È l’avvertenza che rende l’aripiprazolo un caso a sé, ed è scritta nel RCP § 4.4. I pazienti possono manifestare un incremento degli impulsi — in particolare per il gioco d’azzardo — e l’incapacità di controllarli. Fra gli altri riportati: incremento degli impulsi sessuali, shopping compulsivo, alimentazione incontrollata o compulsiva e altri comportamenti impulsivi.
Il RCP prescrive che i medici pongano domande specifiche ai pazienti o a chi li assiste sullo sviluppo di questi impulsi. Non è opzionale, ed è cruciale, perché il paziente non lo racconterà mai spontaneamente — se ne vergogna, o non collega il gioco al farmaco. È l’agonismo dopaminergico: la stessa cosa che accade, ben nota, con i dopamino-agonisti nel Parkinson. Chiedetelo. Alla lettera: «ha iniziato a giocare? a fare acquisti che non può permettersi?». Le vite rovinate da questa reazione avversa sono reali, e quasi tutte prevenibili con una domanda.
Per il resto, il profilo è favorevole: impatto metabolico modesto (peso, glicemia e lipidi si muovono molto meno che con olanzapina o quetiapina), nessuna iperprolattinemia, sedazione limitata.

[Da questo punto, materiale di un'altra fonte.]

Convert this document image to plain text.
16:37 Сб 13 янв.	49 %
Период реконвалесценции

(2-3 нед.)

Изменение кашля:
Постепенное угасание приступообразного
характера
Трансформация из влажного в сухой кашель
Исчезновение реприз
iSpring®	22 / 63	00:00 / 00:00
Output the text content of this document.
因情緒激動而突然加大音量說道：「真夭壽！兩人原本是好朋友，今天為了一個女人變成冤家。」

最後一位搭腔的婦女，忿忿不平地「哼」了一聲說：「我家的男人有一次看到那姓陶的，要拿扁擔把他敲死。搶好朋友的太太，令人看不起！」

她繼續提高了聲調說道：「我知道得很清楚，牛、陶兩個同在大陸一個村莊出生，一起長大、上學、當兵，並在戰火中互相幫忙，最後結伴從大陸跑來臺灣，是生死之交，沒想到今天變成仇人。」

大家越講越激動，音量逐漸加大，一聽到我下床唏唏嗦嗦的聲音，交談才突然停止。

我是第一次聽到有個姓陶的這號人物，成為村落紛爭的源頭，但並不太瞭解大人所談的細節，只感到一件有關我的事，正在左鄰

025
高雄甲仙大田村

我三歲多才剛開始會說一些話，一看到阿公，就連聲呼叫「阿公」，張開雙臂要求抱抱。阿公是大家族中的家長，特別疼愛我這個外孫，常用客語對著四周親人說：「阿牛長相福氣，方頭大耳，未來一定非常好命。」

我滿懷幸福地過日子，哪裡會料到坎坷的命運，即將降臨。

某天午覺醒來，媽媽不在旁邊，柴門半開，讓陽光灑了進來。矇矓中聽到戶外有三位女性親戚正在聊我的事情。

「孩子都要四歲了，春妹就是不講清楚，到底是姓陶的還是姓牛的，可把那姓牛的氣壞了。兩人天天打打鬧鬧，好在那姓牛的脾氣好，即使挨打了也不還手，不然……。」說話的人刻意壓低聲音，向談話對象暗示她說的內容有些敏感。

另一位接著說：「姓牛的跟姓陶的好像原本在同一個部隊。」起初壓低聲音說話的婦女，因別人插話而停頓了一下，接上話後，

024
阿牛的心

È il motivo per cui l’aripiprazolo è, oggi, una prima scelta ragionevole in molti pazienti — a patto di sorvegliare le due cose che ho appena descritto.
Riassunto delle Caratteristiche del Prodotto e foglio illustrativo: consulta la scheda tecnica. È la fonte che prevale su qualunque sintesi, compresa questa.